当時、楽器の演奏が出来るということは教養の一つとして大切なことでした。
名手ともなれば、それだけでモテるということも時にはあったようで、そこも美少年と言われる所以になっているのかもしれません。
平家物語で語られる平敦盛のSTORYと最期
『人間五十年 下天の中をくらぶれば 夢幻のごとくなり』
この歌詞、聞いたことがある方も多いのではないでしょうか。
実はこれ、織田信長が好んで演じたと言われる幸若舞の歌詞の一部、その出だしです。
演題は『敦盛』。源平合戦で戦死した平敦盛の最期を描いた作品です。
舞の題材になるくらい、広く知られた物語の原型、『平家物語』の中で敦盛の最期について書かれている段を読んでみましょう。
敦盛のいさぎよさ
一の谷の合戦で源氏に敗れた平氏の武者たちは海に逃げて船を漕ぎだします。
退却の際に、小枝の笛を持ち出し忘れて取りに戻った平敦盛は、一人遅れて船に向かいます。

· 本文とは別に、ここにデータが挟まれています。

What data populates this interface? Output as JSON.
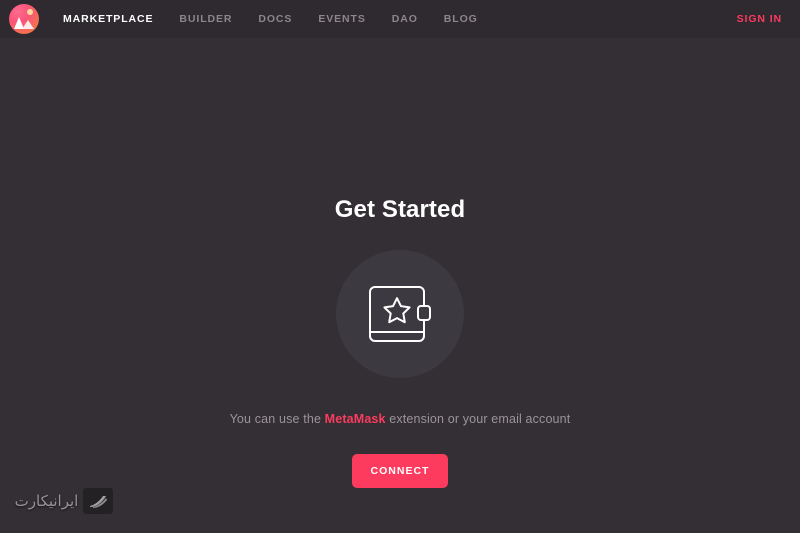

しかし、波打ち際にいるところを源氏方の熊谷直実に見つけられてしまったのです!
熊谷直実は敦盛の立派な鎧兜を見て、上位の武将であると判断しました。
熊谷直実:そんな大将軍が敵に背中を見せて逃げるとは何事か、戻ってこられよ』
と呼びかけると、敦盛は足を止めて直実と一騎打ちをするのです。
しかし、直実は百戦錬磨の腕の立つ武将。一方の敦盛は若干、十六歳。かなう相手ではありませんでした。
直実は敦盛を浜に取り押さえて、首を切ろうと敦盛の兜に手をかけました。ここで物語に触れていた人たちは、ああ、敦盛があぶない!と目を覆いたくなったでしょう。
その部分を、平家物語の原文で見てみましょう。
『平家物語』より「敦盛最期の段」の一部
「取って押さえて首をかかんと甲を押し仰けて見ければ、年十六七ばかりなるが、薄化粧して、鉄漿黒なり。我が子の小次郎が齢ほどにて、容顔まことに美麗なりければ、いづくに刀を立つべしともおぼえず」
以下に意訳を書いておきます。
「取り押さえて首を切ろうと兜を押し上げて見ると、年齢は十六か十七ほどで、うっすらと化粧をして、お歯黒もきれいに塗っている。
直実の子、小次郎くらいの年で、顔かたちがとても美しく、どこに刀を突き立てればいいのかわからないほどだった。」
平安時代末期には、少年少女問わず、化粧もお歯黒もすることが流行っていたそうです。敦盛も身なりを正していたのでしょう。
そして、ここにはっきりと『容顔まことに美麗なりければ』と書いてあるのです!それも、刀をたてて傷をつけることが、はばかられるほどの美しさ!
こんなに熱烈に賛美されるとは、敦盛の容姿の素晴らしさ、恐れ入りました。
平敦盛のその後
その美しさに刀が鈍り、敦盛の年ごろに我が子の姿を思った直実は、敦盛を逃がそうとするのです。
しかし、源氏の兵が駆け寄ってきていて、今となってはもう、とても逃げられないという状況になってしまいました。
それならば自分の手で打ち取り、その後の供養をしようと、泣く泣く敦盛の首を切ったのでした。
直実は、敦盛が持っていた小枝の笛を敦盛の父・平経盛に形見として送り、感謝の言葉が書かれた手紙を受け取ったということです。
まとめ
- 平敦盛は美少年と『平家物語』にはっきりとした記述あり!
- 平敦盛の最期は静かで深い悲しみに彩られていた。
調べてみて、敦盛の美少年っぷりは、歴史を語り継ぐうえで大切な、軍記ものである平家物語にでさえ記し残さなければと思われるほどの素晴らしさだったということがわかりました。
敵の武将が美しいから殺せないと思うほどですよ!これはもう、日本有数の美少年と呼んでいいでしょう。
そして、美少年の要素として大切なことがもう一つ。それは、悲劇を背負っているということ。
このお話が逆だったら、もし、平敦盛が熊谷直実を討ったのだったとしたら、敦盛の名が美少年として語り継がれることはなかったのではないでしょうか。
儚いからこそ美しい。それが日本人が持っていた美の価値観だったのかもしれません。